Clustered Columnstore Indexes Care and Feeding

Allow me to briefly resuscitate this blog for a quick technical post. I mean to blog about our recent trip to Chicago which was mostly for SQLskills Immersion training, something I highly recommend, and also a bit of a personal vacation, but before I get to that, a bit about a new feature in SQL Server 2014, clustered columnstore indexes.

We are using these...yes, in production, even...for fact tables in a data warehouse. The columnar storage is very different for those of us used to the traditional row-based storage models. By storing in columns you can have very quick scan times for targeted queries (SELECT * is going to be painful, however, and thus must be avoided). Also, the columnstore compression inherent in the design is incredible, one table we got down to 6% its original size. More pages fit in cache, better use of I/O...all in all, very powerful feature.

We tried doing some dynamic partitioning of the clustered columnstore index to decrease I/Os by partition elimination. In the end, the gains were minimal enough that they don't warrant the upkeep and complexity of adding partitioning to it, but it remains an interesting option for the future.

Anyway, there are plenty of limitations, too. Try adding a nonclustered index to one of these structures...nope, not allowed. A clustered columnstore index is the exclusive index for any table it is created on. OK, how about we go look at statistics for the index?

Very light histogram, isn't it?

Also, don't bother with sys.dm_db_index_physical_stats, you won't get any output. It is specifically noted as incompatible with clustered columnstore indexes.

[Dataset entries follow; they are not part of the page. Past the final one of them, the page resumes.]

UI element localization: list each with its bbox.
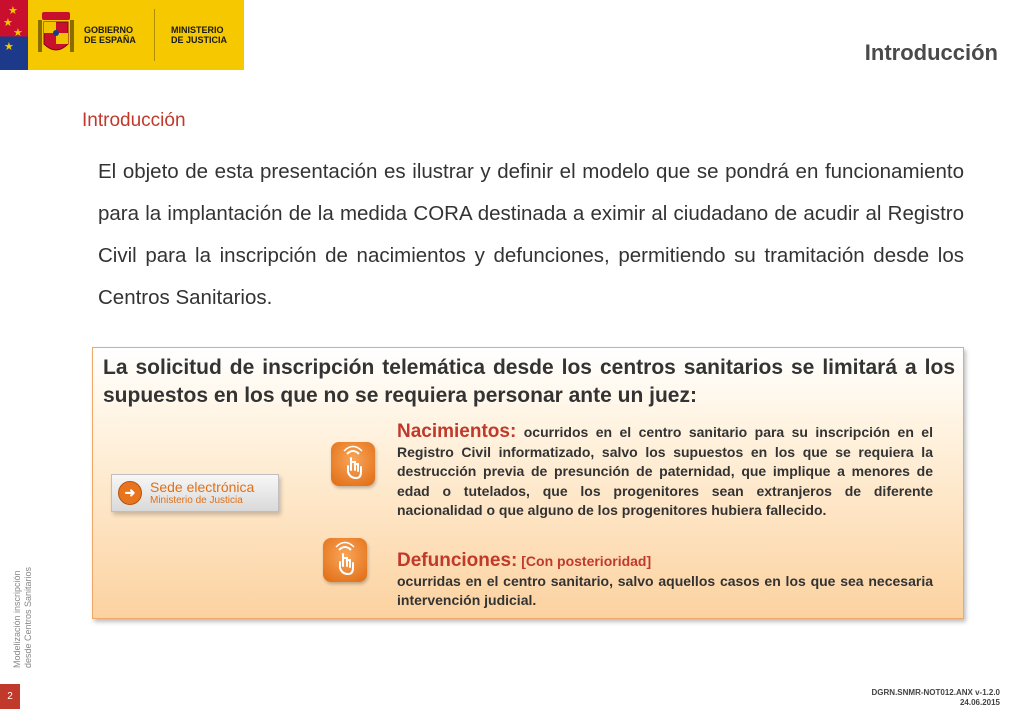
callout-box [92, 347, 964, 619]
side-note-line-2: desde Centros Sanitarios [23, 566, 33, 668]
ministry-name [171, 25, 233, 45]
government-name [84, 25, 146, 45]
doc-ref-line-2: 24.06.2015 [959, 698, 1000, 707]
hand-tap-icon [331, 442, 375, 486]
item-lead: Nacimientos: [397, 421, 517, 442]
item-text: ocurridas en el centro sanitario, salvo aquellos casos en los que sea necesaria intervención judicial. [397, 572, 933, 608]
item-text: ocurridos en el centro sanitario para su inscripción en el Registro Civil informatizado, salvo los supuestos en los que se requiera la destrucción previa de presunción de paternidad, que implique a menores de edad o tutelados, que los progenitores sean extranjeros de diferente nacionalidad o que alguno de los progenitores hubiera fallecido. [397, 424, 933, 518]
arrow-right-icon: ➜ [118, 481, 142, 505]
gov-line-2: DE ESPAÑA [84, 35, 136, 45]
ministry-line-2: DE JUSTICIA [171, 35, 228, 45]
side-note [12, 538, 42, 668]
hand-tap-icon [323, 538, 367, 582]
page-title: Introducción [864, 40, 998, 65]
bracket-text: Con posterioridad [525, 553, 647, 569]
callout-heading: La solicitud de inscripción telemática desde los centros sanitarios se limitará a los supuestos en los que no se requiera personar ante un juez: [103, 356, 955, 407]
list-item-nacimientos [397, 422, 933, 521]
sede-subtitle: Ministerio de Justicia [150, 495, 243, 506]
bracket-close: ] [646, 553, 652, 569]
government-logo [0, 0, 244, 70]
coat-of-arms-icon [36, 10, 76, 60]
star-icon: ★ [13, 27, 23, 39]
section-title: Introducción [82, 110, 186, 131]
document-reference [872, 688, 1000, 708]
sede-title: Sede electrónica [150, 479, 255, 495]
sede-electronica-button[interactable] [111, 474, 279, 512]
side-note-line-1: Modelización inscripción [12, 570, 22, 668]
item-lead: Defunciones: [397, 550, 518, 571]
list-item-defunciones [397, 551, 933, 611]
star-icon: ★ [4, 41, 14, 53]
ministry-line-1: MINISTERIO [171, 25, 224, 35]
star-icon: ★ [8, 5, 18, 17]
page-number: 2 [0, 684, 20, 709]
eu-flag-strip [0, 0, 28, 70]
intro-paragraph: El objeto de esta presentación es ilustrar y definir el modelo que se pondrá en funcionamiento para la implantación de la medida CORA destinada a eximir al ciudadano de acudir al Registro Civil para la inscripción de nacimientos y defunciones, permitiendo su tramitación desde los Centros Sanitarios. [98, 160, 964, 309]
doc-ref-line-1: DGRN.SNMR-NOT012.ANX v-1.2.0 [871, 688, 1000, 697]
logo-divider [154, 9, 155, 61]
star-icon: ★ [3, 17, 13, 29]
bracket-open: [ [517, 553, 526, 569]
gov-line-1: GOBIERNO [84, 25, 134, 35]
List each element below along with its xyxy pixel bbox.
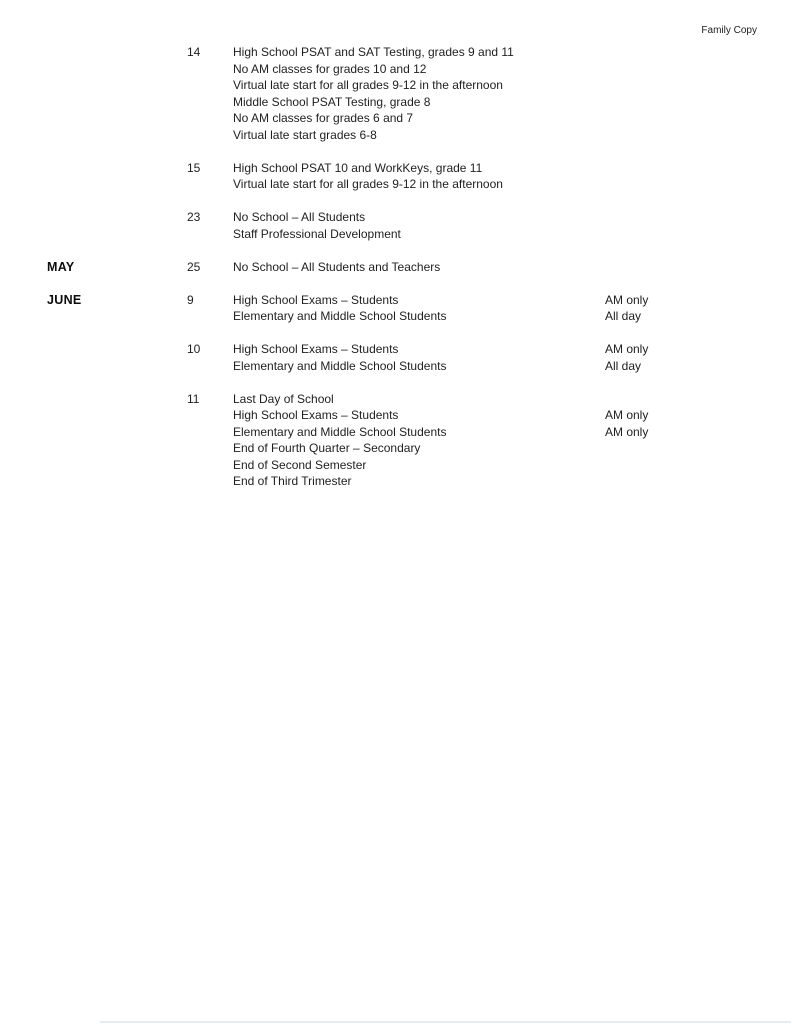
month-label [47, 209, 187, 226]
time-label [605, 160, 791, 177]
calendar-line [47, 473, 791, 490]
time-label [605, 176, 791, 193]
calendar-line [47, 226, 791, 243]
calendar-entry [47, 259, 791, 276]
day-number [187, 94, 233, 111]
month-label [47, 341, 187, 358]
day-number [187, 176, 233, 193]
calendar-line [47, 259, 791, 276]
month-label [47, 308, 187, 325]
month-label [47, 424, 187, 441]
event-text: End of Third Trimester [233, 474, 352, 488]
month-label [47, 226, 187, 243]
time-label [605, 77, 791, 94]
event-text: Last Day of School [233, 391, 334, 406]
time-label [605, 259, 791, 276]
event-text: Elementary and Middle School Students [233, 358, 447, 373]
event-text: Virtual late start grades 6-8 [233, 127, 377, 142]
month-label [47, 77, 187, 94]
calendar-line [47, 44, 791, 61]
calendar-entry [47, 341, 791, 374]
event-text: Elementary and Middle School Students [233, 309, 447, 323]
month-label [47, 44, 187, 61]
day-number [187, 440, 233, 457]
calendar-line [47, 209, 791, 226]
time-label [605, 391, 791, 408]
month-label [47, 473, 187, 490]
calendar-line [47, 391, 791, 408]
event-text: No AM classes for grades 10 and 12 [233, 61, 427, 76]
month-label [47, 127, 187, 144]
time-label: All day [605, 358, 642, 373]
month-label [47, 110, 187, 127]
day-number: 14 [187, 45, 201, 59]
day-number [187, 358, 233, 375]
calendar-line [47, 341, 791, 358]
month-label [47, 160, 187, 177]
day-number [187, 110, 233, 127]
day-number [187, 424, 233, 441]
calendar-line [47, 110, 791, 127]
event-text: High School Exams – Students [233, 292, 399, 307]
time-label [605, 94, 791, 111]
day-number: 10 [187, 342, 201, 356]
month-label: JUNE [47, 292, 82, 307]
day-number [187, 308, 233, 325]
time-label [605, 226, 791, 243]
time-label: AM only [605, 292, 649, 307]
event-text: No School – All Students and Teachers [233, 259, 441, 274]
time-label [605, 457, 791, 474]
month-label [47, 407, 187, 424]
calendar-entry [47, 391, 791, 490]
time-label [605, 209, 791, 226]
month-label [47, 440, 187, 457]
calendar-line [47, 457, 791, 474]
event-text: No School – All Students [233, 210, 366, 224]
day-number [187, 61, 233, 78]
time-label: AM only [605, 342, 649, 356]
day-number [187, 457, 233, 474]
time-label [605, 440, 791, 457]
page-bottom-divider [100, 1021, 791, 1023]
calendar-entry [47, 44, 791, 143]
calendar-line [47, 176, 791, 193]
calendar [47, 44, 791, 506]
day-number: 15 [187, 160, 201, 175]
time-label: AM only [605, 408, 649, 422]
day-number [187, 407, 233, 424]
calendar-entry [47, 209, 791, 242]
month-label [47, 176, 187, 193]
time-label: AM only [605, 424, 649, 439]
calendar-entry [47, 292, 791, 325]
month-label [47, 94, 187, 111]
month-label [47, 391, 187, 408]
calendar-line [47, 61, 791, 78]
month-label [47, 457, 187, 474]
month-label [47, 358, 187, 375]
time-label [605, 44, 791, 61]
calendar-line [47, 160, 791, 177]
month-label [47, 61, 187, 78]
calendar-line [47, 308, 791, 325]
time-label: All day [605, 309, 642, 323]
calendar-line [47, 358, 791, 375]
event-text: Elementary and Middle School Students [233, 424, 447, 439]
event-text: High School PSAT and SAT Testing, grades 9 and 11 [233, 45, 514, 59]
event-text: No AM classes for grades 6 and 7 [233, 111, 414, 125]
calendar-line [47, 94, 791, 111]
calendar-entry [47, 160, 791, 193]
event-text: Virtual late start for all grades 9-12 in the afternoon [233, 177, 503, 191]
time-label [605, 473, 791, 490]
day-number: 23 [187, 210, 201, 224]
calendar-line [47, 292, 791, 309]
time-label [605, 110, 791, 127]
day-number: 11 [187, 391, 200, 406]
day-number [187, 127, 233, 144]
event-text: High School PSAT 10 and WorkKeys, grade 11 [233, 160, 483, 175]
month-label: MAY [47, 259, 75, 274]
family-copy-label: Family Copy [701, 25, 757, 36]
day-number [187, 77, 233, 94]
event-text: End of Second Semester [233, 457, 367, 472]
day-number: 25 [187, 259, 201, 274]
event-text: Staff Professional Development [233, 226, 401, 241]
event-text: High School Exams – Students [233, 408, 399, 422]
event-text: High School Exams – Students [233, 342, 399, 356]
event-text: Virtual late start for all grades 9-12 in the afternoon [233, 78, 503, 92]
calendar-line [47, 424, 791, 441]
calendar-line [47, 77, 791, 94]
calendar-line [47, 440, 791, 457]
calendar-line [47, 127, 791, 144]
calendar-line [47, 407, 791, 424]
event-text: Middle School PSAT Testing, grade 8 [233, 94, 431, 109]
time-label [605, 127, 791, 144]
day-number [187, 473, 233, 490]
event-text: End of Fourth Quarter – Secondary [233, 441, 421, 455]
time-label [605, 61, 791, 78]
day-number [187, 226, 233, 243]
day-number: 9 [187, 292, 194, 307]
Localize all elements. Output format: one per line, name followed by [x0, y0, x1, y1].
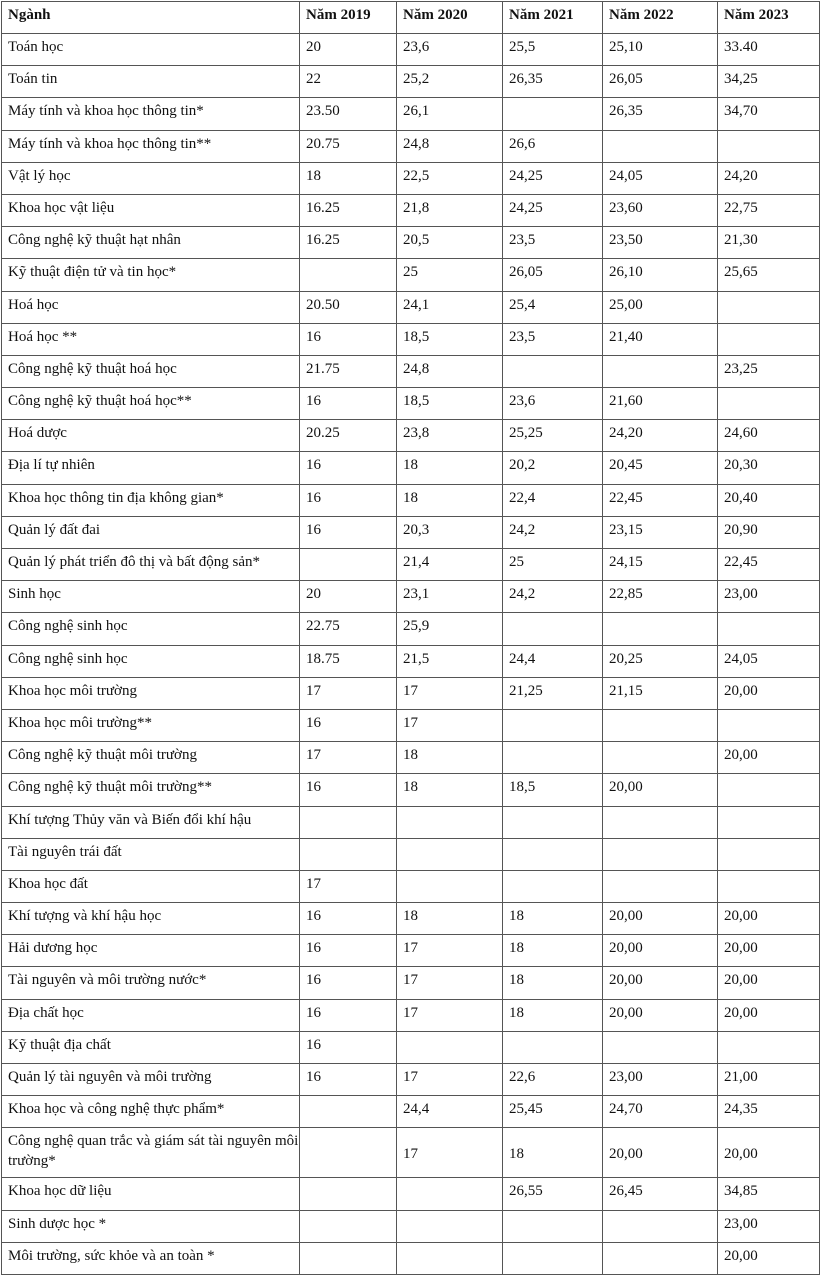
- cell-nganh: Quản lý đất đai: [2, 516, 300, 548]
- cell-2019: 21.75: [300, 355, 397, 387]
- cell-2020: 17: [397, 709, 503, 741]
- cell-2022: [603, 709, 718, 741]
- cell-2022: 20,00: [603, 903, 718, 935]
- cell-2023: 34,25: [718, 66, 820, 98]
- cell-2022: [603, 870, 718, 902]
- cell-2020: 24,4: [397, 1096, 503, 1128]
- table-row: [2, 34, 820, 66]
- cell-2019: 20.50: [300, 291, 397, 323]
- cell-2019: 16: [300, 452, 397, 484]
- cell-nganh: Địa lí tự nhiên: [2, 452, 300, 484]
- table-row: [2, 870, 820, 902]
- header-2019: Năm 2019: [300, 2, 397, 34]
- cell-2020: 21,4: [397, 549, 503, 581]
- cell-2022: 20,00: [603, 935, 718, 967]
- table-row: [2, 1064, 820, 1096]
- cell-2023: [718, 1031, 820, 1063]
- cell-2022: [603, 838, 718, 870]
- header-2022: Năm 2022: [603, 2, 718, 34]
- cell-nganh: Toán học: [2, 34, 300, 66]
- table-row: [2, 1096, 820, 1128]
- cell-2019: 20: [300, 581, 397, 613]
- cell-2020: 18,5: [397, 388, 503, 420]
- cell-2022: 20,00: [603, 999, 718, 1031]
- table-row: [2, 420, 820, 452]
- cell-2020: 17: [397, 935, 503, 967]
- table-row: [2, 1031, 820, 1063]
- cell-2023: 23,00: [718, 581, 820, 613]
- cell-nganh: Hoá học: [2, 291, 300, 323]
- cell-2020: 25: [397, 259, 503, 291]
- table-row: [2, 645, 820, 677]
- cell-2022: [603, 1242, 718, 1274]
- table-row: [2, 999, 820, 1031]
- table-row: [2, 677, 820, 709]
- table-row: [2, 227, 820, 259]
- cell-2019: 17: [300, 677, 397, 709]
- cell-2020: [397, 1242, 503, 1274]
- cell-2019: [300, 549, 397, 581]
- cell-2022: 23,60: [603, 194, 718, 226]
- cell-2019: 16: [300, 484, 397, 516]
- cell-2023: 22,75: [718, 194, 820, 226]
- cell-2023: [718, 130, 820, 162]
- cell-2021: 18: [503, 967, 603, 999]
- cell-2020: [397, 1210, 503, 1242]
- table-row: [2, 516, 820, 548]
- cell-nganh: Hoá học **: [2, 323, 300, 355]
- cell-2020: 17: [397, 1128, 503, 1178]
- cell-2020: [397, 1178, 503, 1210]
- cell-2021: [503, 806, 603, 838]
- table-row: [2, 967, 820, 999]
- table-header: [2, 2, 820, 34]
- table-row: [2, 1128, 820, 1178]
- cell-nganh: Khí tượng và khí hậu học: [2, 903, 300, 935]
- cell-2020: 20,5: [397, 227, 503, 259]
- cell-nganh: Khoa học thông tin địa không gian*: [2, 484, 300, 516]
- cell-2022: 23,15: [603, 516, 718, 548]
- cell-2019: 16: [300, 903, 397, 935]
- cell-nganh: Kỹ thuật điện tử và tin học*: [2, 259, 300, 291]
- cell-2023: 20,90: [718, 516, 820, 548]
- cell-nganh: Sinh dược học *: [2, 1210, 300, 1242]
- cell-2022: [603, 613, 718, 645]
- cell-nganh: Công nghệ quan trắc và giám sát tài nguyên môi trường*: [2, 1128, 300, 1178]
- cell-nganh: Hoá dược: [2, 420, 300, 452]
- cell-nganh: Quản lý tài nguyên và môi trường: [2, 1064, 300, 1096]
- table-row: [2, 838, 820, 870]
- cell-2021: 24,25: [503, 162, 603, 194]
- cell-2019: 16.25: [300, 194, 397, 226]
- cell-2020: 20,3: [397, 516, 503, 548]
- cell-nganh: Quản lý phát triển đô thị và bất động sản*: [2, 549, 300, 581]
- cell-nganh: Vật lý học: [2, 162, 300, 194]
- table-row: [2, 259, 820, 291]
- cell-2022: [603, 806, 718, 838]
- cell-2020: [397, 870, 503, 902]
- cell-2023: 34,70: [718, 98, 820, 130]
- cell-2023: [718, 838, 820, 870]
- cell-2020: [397, 806, 503, 838]
- cell-nganh: Công nghệ kỹ thuật hoá học: [2, 355, 300, 387]
- cell-nganh: Công nghệ kỹ thuật môi trường: [2, 742, 300, 774]
- cell-2022: 20,25: [603, 645, 718, 677]
- cell-2019: [300, 1242, 397, 1274]
- cell-2021: 22,6: [503, 1064, 603, 1096]
- cell-nganh: Công nghệ kỹ thuật hạt nhân: [2, 227, 300, 259]
- table-row: [2, 66, 820, 98]
- cell-2020: 24,8: [397, 355, 503, 387]
- cell-2023: 20,30: [718, 452, 820, 484]
- cell-2021: 18: [503, 903, 603, 935]
- cell-2019: [300, 838, 397, 870]
- cell-2021: 22,4: [503, 484, 603, 516]
- cell-2019: 18: [300, 162, 397, 194]
- cell-2019: [300, 1210, 397, 1242]
- cell-2019: 22: [300, 66, 397, 98]
- cell-2020: 24,1: [397, 291, 503, 323]
- cell-2019: 16: [300, 935, 397, 967]
- cell-nganh: Toán tin: [2, 66, 300, 98]
- cell-nganh: Tài nguyên trái đất: [2, 838, 300, 870]
- cell-2019: 16: [300, 774, 397, 806]
- cell-2023: [718, 870, 820, 902]
- cell-2021: 26,05: [503, 259, 603, 291]
- cell-2022: 24,15: [603, 549, 718, 581]
- cell-2019: 22.75: [300, 613, 397, 645]
- cell-2022: 25,10: [603, 34, 718, 66]
- cell-2020: 17: [397, 677, 503, 709]
- cell-2022: 21,60: [603, 388, 718, 420]
- cell-nganh: Hải dương học: [2, 935, 300, 967]
- table-row: [2, 323, 820, 355]
- cell-nganh: Môi trường, sức khỏe và an toàn *: [2, 1242, 300, 1274]
- cell-2023: 33.40: [718, 34, 820, 66]
- cell-2023: [718, 388, 820, 420]
- cell-2023: 21,00: [718, 1064, 820, 1096]
- cell-nganh: Công nghệ kỹ thuật môi trường**: [2, 774, 300, 806]
- cell-2022: 26,45: [603, 1178, 718, 1210]
- cell-2023: 25,65: [718, 259, 820, 291]
- cell-2021: 20,2: [503, 452, 603, 484]
- cell-2020: 17: [397, 967, 503, 999]
- cell-2019: 16: [300, 967, 397, 999]
- table-row: [2, 452, 820, 484]
- cell-2021: [503, 838, 603, 870]
- cell-2023: 24,05: [718, 645, 820, 677]
- header-2021: Năm 2021: [503, 2, 603, 34]
- cell-2023: [718, 774, 820, 806]
- cell-nganh: Công nghệ kỹ thuật hoá học**: [2, 388, 300, 420]
- cell-2020: 18: [397, 742, 503, 774]
- cell-2022: [603, 355, 718, 387]
- cell-2023: [718, 709, 820, 741]
- cell-2021: 25,25: [503, 420, 603, 452]
- cell-2020: 18,5: [397, 323, 503, 355]
- table-row: [2, 774, 820, 806]
- cell-2019: 16: [300, 323, 397, 355]
- cell-2022: 24,05: [603, 162, 718, 194]
- cell-2023: 21,30: [718, 227, 820, 259]
- table-row: [2, 355, 820, 387]
- cell-2019: 16: [300, 999, 397, 1031]
- cell-2020: 17: [397, 1064, 503, 1096]
- cell-2021: [503, 709, 603, 741]
- table-row: [2, 1210, 820, 1242]
- cell-2023: 20,00: [718, 935, 820, 967]
- cell-2019: [300, 1178, 397, 1210]
- cell-2019: 23.50: [300, 98, 397, 130]
- cell-2021: 24,25: [503, 194, 603, 226]
- cell-2023: 23,25: [718, 355, 820, 387]
- cell-2020: 18: [397, 903, 503, 935]
- cell-2023: [718, 806, 820, 838]
- cell-2021: [503, 98, 603, 130]
- table-row: [2, 935, 820, 967]
- table-row: [2, 484, 820, 516]
- cell-2020: 25,9: [397, 613, 503, 645]
- cell-2021: [503, 742, 603, 774]
- cell-2019: [300, 1128, 397, 1178]
- table-row: [2, 130, 820, 162]
- cell-2021: 25,5: [503, 34, 603, 66]
- cell-2023: 24,35: [718, 1096, 820, 1128]
- cell-2022: 26,10: [603, 259, 718, 291]
- cell-2021: 23,6: [503, 388, 603, 420]
- cell-2021: 18: [503, 999, 603, 1031]
- table-row: [2, 581, 820, 613]
- cell-2019: 16: [300, 516, 397, 548]
- cell-2020: 23,1: [397, 581, 503, 613]
- table-row: [2, 903, 820, 935]
- cell-2022: 21,15: [603, 677, 718, 709]
- cell-2019: 18.75: [300, 645, 397, 677]
- cell-2019: 16.25: [300, 227, 397, 259]
- cell-2021: [503, 1242, 603, 1274]
- cell-2023: 34,85: [718, 1178, 820, 1210]
- cell-2023: 20,00: [718, 903, 820, 935]
- cell-2021: 25,45: [503, 1096, 603, 1128]
- table-row: [2, 1242, 820, 1274]
- admission-score-table: [1, 1, 820, 1275]
- cell-2022: 26,05: [603, 66, 718, 98]
- cell-2020: [397, 838, 503, 870]
- cell-2022: 23,00: [603, 1064, 718, 1096]
- header-nganh: Ngành: [2, 2, 300, 34]
- cell-2019: [300, 806, 397, 838]
- cell-2019: [300, 259, 397, 291]
- cell-2023: 20,00: [718, 967, 820, 999]
- cell-2019: 16: [300, 388, 397, 420]
- cell-2020: 21,8: [397, 194, 503, 226]
- cell-2021: 18: [503, 935, 603, 967]
- table-row: [2, 613, 820, 645]
- cell-2022: 22,45: [603, 484, 718, 516]
- table-row: [2, 549, 820, 581]
- table-row: [2, 742, 820, 774]
- cell-2019: 20.25: [300, 420, 397, 452]
- table-row: [2, 98, 820, 130]
- table-row: [2, 1178, 820, 1210]
- cell-2021: 26,35: [503, 66, 603, 98]
- table-row: [2, 709, 820, 741]
- cell-2019: 16: [300, 1031, 397, 1063]
- cell-2023: 23,00: [718, 1210, 820, 1242]
- cell-2020: 17: [397, 999, 503, 1031]
- cell-2019: 16: [300, 1064, 397, 1096]
- cell-nganh: Sinh học: [2, 581, 300, 613]
- cell-2021: 25,4: [503, 291, 603, 323]
- cell-2021: [503, 870, 603, 902]
- cell-2021: [503, 1210, 603, 1242]
- cell-2022: 24,20: [603, 420, 718, 452]
- cell-2023: [718, 323, 820, 355]
- cell-nganh: Khoa học vật liệu: [2, 194, 300, 226]
- cell-2021: 18,5: [503, 774, 603, 806]
- cell-2022: 22,85: [603, 581, 718, 613]
- cell-nganh: Kỹ thuật địa chất: [2, 1031, 300, 1063]
- cell-2022: 20,00: [603, 967, 718, 999]
- cell-2023: 20,00: [718, 1242, 820, 1274]
- cell-2022: [603, 130, 718, 162]
- cell-2022: 20,45: [603, 452, 718, 484]
- table-row: [2, 806, 820, 838]
- cell-2023: 22,45: [718, 549, 820, 581]
- cell-2021: 25: [503, 549, 603, 581]
- cell-nganh: Khoa học dữ liệu: [2, 1178, 300, 1210]
- cell-2021: [503, 355, 603, 387]
- cell-nganh: Tài nguyên và môi trường nước*: [2, 967, 300, 999]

So what can you do with clustered columnstore indexes? Well, for one thing, you can fragment them up quite quickly. I'm still in process of learning about how they work, with the columnstore and the deltastore, but one particular query which gives you an idea of how many records in the index are marked for deletion (thus bloating your index with dead data) is the following:

SELECT
OBJECT_NAME(object_id) AS TableName,
SUM(deleted_rows) * 1.0 / SUM(total_rows) AS PercentFrag,
SUM(deleted_rows) as delrows,
SUM(total_rows) as totalrows
FROM sys.column_store_row_groups
GROUP BY OBJECT_NAME(object_id)

I noted our fact tables in production, which undergo fairly regular and heavy DML, are approaching 50% deleted records! Our DML performance had been flagging somewhat in the past week and this gives us something to quantify it with. The ALTER INDEX ... REBUILD command is our only hope here, there exists a version of ALTER INDEX ... REORGANIZE but it doesn't actually remove fragmentation. Note that the REBUILD is not an online operation, so you will need to construct a maintenance window of some sort, which should be feasible in a data warehousing environment, the only environment where these types of indexes warrant consideration, anyway. For more reading: Using Clustered Columnstore Indexes

Lastly, while in general I have been frustrated in my attempts to "crack the nut" of clustered columnstore indexes and peer inside, I discovered this morning that SQL Server is happy to let me run sys.dm_db_database_page_allocations, an undocumented DMF that replaced DBCC IND in 2012. This allows you to list out all pages in the columnstore index, which then (I assume, I've yet to try this morning) can be cracked open with DBCC PAGE. Happy index dissecting!